Fr Bobby Gilmore recalls a visit to see his parents in the 1980s when he met a neighbour and the conversation forced him to think about the conundrum of where is home?
You know…
There is an instant when one is about to leave home in which an image of where one is leaving is idealised. A mental and emotional picture of people and place imprints a tourist brochure picture in the memory bank and remains frozen in that time. It is a useful sanity shield that helps deal with the confusion and discomfort of new and unfamiliar surroundings one is experiencing on the journey and on arrival.
In such situations of confusion that picture instantly comes alive momentarily displacing the confusion. It is as if a source of security offering a safety net to pause, reflect, recompose and begin again to grapple with the present uncomfortable reality.
A tourist brochure picture is an asset in the migratory mind. But, it can also be a prison in which the past is lived out in the present, as if caught between two worlds like a bird whose wings are caught in two branches, betwixt and between, neither here nor there, hanging between the past and the present, always on a threshold, liminal. It is an unhealthy anxious situation probably carrying a burden of unresolved grief, nostalgia, a hankering for the past one has left.
But that is not all this story is about. My neighbour, Joe Divilly, from his early years had a business-oriented mindset. My lasting memory of him is from 1948 as a young boy in short pants before school on a dark winter Friday morning reversing his father’s truck loaded with agricultural produce for the Galway City market, stores and hotels.
After finishing school at fourteen he started work, apprenticeship, in his parent’s village country store. Gradually, he soaked up the procedures, processes and the politics of running a business. At his father’s passing he took on the day-to-running of the business helped by his mother and sisters. In doing so he gradually became acquainted with the countryside and its people who were his customers.
It must have been difficult as a teenager in 1950s post-colonial, newly independent, rural Ireland experiencing high levels of unemployment, poverty and emigration. Joe must have been seriously tempted to emigrate like his contemporaries. Decline in population is not a good omen or encouragement for business expansion.
Yet, he stayed at home, using his energy and acumen kept the business not just going but gradually expanding. He had antennas as to what was stirring in the country as the government of the day gradually expanded the economy into the rural farming areas in the late 1950s and early 1960s.
He met and married Theresa. She had an experience of business from her role in her uncle’s public house. Both experiences gelled and brought a new energy to an old established rural business. They were not just serving the needs of the public. Looking at the future they were able to pre-empt emerging needs and market demands.
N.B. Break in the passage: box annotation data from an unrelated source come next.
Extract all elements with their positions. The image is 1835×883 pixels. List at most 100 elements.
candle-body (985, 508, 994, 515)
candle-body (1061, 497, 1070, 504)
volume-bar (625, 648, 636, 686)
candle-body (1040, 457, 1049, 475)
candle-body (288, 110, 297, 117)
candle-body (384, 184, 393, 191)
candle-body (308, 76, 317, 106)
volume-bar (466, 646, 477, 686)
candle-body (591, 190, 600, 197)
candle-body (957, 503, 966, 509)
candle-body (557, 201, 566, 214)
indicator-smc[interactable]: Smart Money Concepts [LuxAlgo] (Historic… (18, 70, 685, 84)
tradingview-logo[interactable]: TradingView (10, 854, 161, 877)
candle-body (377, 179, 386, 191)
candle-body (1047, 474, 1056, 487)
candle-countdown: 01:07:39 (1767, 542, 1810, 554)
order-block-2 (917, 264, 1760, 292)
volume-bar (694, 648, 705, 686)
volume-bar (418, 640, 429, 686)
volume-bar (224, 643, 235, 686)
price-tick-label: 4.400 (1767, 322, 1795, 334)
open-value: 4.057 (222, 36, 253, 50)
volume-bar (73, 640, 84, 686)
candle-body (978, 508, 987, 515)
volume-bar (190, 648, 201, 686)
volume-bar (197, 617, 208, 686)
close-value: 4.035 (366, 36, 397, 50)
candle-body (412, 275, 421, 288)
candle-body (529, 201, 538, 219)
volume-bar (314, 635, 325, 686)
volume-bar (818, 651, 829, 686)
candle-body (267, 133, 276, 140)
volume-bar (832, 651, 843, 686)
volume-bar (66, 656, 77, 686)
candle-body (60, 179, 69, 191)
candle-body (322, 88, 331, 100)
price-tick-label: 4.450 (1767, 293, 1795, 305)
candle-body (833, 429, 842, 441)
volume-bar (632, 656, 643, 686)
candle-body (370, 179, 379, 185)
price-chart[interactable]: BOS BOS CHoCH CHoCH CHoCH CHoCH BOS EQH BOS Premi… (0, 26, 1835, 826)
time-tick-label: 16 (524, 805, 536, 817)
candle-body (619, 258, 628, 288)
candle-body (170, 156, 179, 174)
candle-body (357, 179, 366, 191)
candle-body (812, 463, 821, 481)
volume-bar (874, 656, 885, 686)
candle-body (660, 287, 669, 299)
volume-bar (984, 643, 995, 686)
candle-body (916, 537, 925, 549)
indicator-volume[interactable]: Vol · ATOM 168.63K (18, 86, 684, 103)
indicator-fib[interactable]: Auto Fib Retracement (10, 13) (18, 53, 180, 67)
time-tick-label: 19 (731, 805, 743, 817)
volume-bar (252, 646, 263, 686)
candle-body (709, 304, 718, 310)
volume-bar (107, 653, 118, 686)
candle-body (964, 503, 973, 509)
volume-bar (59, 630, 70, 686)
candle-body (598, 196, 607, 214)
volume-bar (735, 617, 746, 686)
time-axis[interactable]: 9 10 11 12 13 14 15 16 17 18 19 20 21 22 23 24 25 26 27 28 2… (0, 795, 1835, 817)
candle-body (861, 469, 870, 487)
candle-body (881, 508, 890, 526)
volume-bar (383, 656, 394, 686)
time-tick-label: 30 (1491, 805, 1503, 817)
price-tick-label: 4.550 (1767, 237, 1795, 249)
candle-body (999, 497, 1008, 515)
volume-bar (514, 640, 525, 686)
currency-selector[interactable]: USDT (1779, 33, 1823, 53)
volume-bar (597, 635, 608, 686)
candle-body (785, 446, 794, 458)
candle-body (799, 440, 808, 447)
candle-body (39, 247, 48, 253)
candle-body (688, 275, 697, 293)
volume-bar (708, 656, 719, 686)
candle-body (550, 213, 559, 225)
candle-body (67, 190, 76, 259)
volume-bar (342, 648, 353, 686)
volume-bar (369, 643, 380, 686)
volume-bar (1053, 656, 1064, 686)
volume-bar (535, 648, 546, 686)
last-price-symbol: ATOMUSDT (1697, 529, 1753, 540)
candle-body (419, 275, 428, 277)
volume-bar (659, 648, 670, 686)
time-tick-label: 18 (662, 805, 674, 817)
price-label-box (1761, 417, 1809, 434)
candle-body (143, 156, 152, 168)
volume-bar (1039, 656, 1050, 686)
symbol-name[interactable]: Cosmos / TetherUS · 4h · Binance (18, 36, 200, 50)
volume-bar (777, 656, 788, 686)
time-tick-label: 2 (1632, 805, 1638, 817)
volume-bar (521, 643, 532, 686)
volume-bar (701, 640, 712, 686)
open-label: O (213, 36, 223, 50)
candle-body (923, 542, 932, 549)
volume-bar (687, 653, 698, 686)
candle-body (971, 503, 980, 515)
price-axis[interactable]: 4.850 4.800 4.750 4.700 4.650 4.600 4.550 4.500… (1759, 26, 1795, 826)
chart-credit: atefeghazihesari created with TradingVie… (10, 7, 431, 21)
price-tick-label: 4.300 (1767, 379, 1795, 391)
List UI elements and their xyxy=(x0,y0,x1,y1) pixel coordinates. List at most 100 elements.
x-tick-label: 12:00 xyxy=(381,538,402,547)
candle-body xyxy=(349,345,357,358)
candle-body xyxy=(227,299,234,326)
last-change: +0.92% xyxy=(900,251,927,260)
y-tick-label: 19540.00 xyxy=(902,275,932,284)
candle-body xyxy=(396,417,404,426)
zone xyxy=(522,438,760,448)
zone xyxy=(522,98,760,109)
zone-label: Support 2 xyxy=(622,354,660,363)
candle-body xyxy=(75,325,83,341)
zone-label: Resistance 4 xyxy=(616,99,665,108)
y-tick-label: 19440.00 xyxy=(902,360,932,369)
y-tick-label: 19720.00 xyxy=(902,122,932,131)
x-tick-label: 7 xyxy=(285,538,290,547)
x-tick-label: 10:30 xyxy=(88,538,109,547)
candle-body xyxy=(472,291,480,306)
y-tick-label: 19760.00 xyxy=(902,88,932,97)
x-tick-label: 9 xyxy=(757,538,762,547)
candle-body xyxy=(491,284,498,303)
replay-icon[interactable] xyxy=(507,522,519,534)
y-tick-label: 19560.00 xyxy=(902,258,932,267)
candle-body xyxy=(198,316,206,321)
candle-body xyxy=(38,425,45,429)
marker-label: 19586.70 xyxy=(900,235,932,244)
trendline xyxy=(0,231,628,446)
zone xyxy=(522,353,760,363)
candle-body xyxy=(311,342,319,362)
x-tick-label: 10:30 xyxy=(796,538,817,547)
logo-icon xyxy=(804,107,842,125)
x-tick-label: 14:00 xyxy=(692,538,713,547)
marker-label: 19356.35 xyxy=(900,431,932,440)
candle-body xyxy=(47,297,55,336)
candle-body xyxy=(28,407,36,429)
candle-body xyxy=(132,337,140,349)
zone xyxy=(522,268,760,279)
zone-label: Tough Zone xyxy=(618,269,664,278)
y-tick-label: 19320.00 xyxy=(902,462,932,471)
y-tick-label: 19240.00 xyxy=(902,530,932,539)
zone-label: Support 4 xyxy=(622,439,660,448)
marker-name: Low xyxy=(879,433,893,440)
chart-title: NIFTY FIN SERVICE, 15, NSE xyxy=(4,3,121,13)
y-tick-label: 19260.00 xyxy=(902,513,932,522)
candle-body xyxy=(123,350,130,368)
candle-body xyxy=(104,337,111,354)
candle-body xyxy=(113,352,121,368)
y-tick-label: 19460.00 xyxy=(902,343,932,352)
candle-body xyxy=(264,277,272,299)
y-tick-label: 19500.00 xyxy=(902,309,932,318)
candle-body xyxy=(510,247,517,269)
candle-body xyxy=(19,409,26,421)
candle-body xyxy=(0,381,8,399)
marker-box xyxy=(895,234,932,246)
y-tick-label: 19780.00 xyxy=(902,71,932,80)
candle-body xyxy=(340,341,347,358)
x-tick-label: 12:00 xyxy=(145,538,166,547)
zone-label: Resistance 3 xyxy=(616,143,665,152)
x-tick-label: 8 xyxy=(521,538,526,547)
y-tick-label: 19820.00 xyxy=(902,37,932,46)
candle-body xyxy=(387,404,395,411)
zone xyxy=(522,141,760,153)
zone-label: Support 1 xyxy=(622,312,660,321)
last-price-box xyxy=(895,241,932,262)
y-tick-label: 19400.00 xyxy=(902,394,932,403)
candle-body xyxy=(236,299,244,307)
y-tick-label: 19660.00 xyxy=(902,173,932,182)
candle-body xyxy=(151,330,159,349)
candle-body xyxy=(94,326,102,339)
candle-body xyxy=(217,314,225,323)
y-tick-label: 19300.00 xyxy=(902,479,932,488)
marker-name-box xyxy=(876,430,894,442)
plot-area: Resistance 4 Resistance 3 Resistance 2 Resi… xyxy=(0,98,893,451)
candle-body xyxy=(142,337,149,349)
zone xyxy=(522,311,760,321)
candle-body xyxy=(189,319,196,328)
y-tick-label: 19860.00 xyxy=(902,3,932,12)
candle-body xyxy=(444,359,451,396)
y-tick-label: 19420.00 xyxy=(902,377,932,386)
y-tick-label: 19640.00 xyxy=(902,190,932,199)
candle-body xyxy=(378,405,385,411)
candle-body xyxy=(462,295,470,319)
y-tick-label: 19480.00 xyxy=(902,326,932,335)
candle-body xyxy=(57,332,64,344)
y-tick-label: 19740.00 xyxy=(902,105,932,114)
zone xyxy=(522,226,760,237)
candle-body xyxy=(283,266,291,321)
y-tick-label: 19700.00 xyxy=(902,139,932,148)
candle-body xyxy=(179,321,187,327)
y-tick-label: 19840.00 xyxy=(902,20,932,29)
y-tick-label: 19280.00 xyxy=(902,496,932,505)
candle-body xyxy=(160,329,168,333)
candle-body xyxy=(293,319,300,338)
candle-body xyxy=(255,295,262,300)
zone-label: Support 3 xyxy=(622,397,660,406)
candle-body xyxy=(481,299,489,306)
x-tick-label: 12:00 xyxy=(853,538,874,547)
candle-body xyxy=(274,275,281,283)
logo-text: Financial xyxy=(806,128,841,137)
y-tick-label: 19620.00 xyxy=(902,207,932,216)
They knew the countryside and the people they served not just those who came to the store, but in a mobile store that travelled the country byroads. They were, so to speak, the daily eyes and ears, the social media of the countryside. As their young family grew up they too helped in the daily chores.
Sometime in the 1980s I was making my way home to visit my parents. Somewhere along the way I met Joe who welcomed me. As we sat having a drink discussing the past, present and future sharing our experiences, Joe talked about the happenings around the countryside, births, marriages and deaths.
He recounted how the countryside had changed, people coming and going, business, politics and general gossip. He had a relaxed way in easy conversation, news and events not reported in the formal media. He assured me that my parents were hale and hearty.
And then relating to my parents he said something that I was not thinking about but he felt a neighbourly need to kindly remind me. Joe said, in a kindly reminder under-toned aside, “You know they’re not as young as they used to be.” Temporarily taken aback, his remark was letting me down easy as it defrosted my tourist brochure frozen image of the way they were the day I left many years before.
There and then I realised I wasn’t coming home to the countryside I knew or the parents I bade goodbye to many years before. I wasn’t coming home, my home was elsewhere? I was a visitor.
My tourist brochure picture of home and people I loved was out of zink with the reality of the present. Time had moved on. It was, as if, a wake-up call to confront and deal with the reality of the present. There and then I realised my parents were in their feeble senior years and I was no longer young either.
As we went our separate ways I was confronted with the conundrum of where was home? Was it in the places I went to school, lived in and worked, Garbally Park, Dalgan, Philippines, London, Jamaica or did I carry it around in my back? Eventually, I reached the conclusion that home was in my shoes wherever I happened to be. Meeting Joe was a re-awakening opportunity that I will always appreciate. Thanks Joe.
…they’re not as young as they used to be.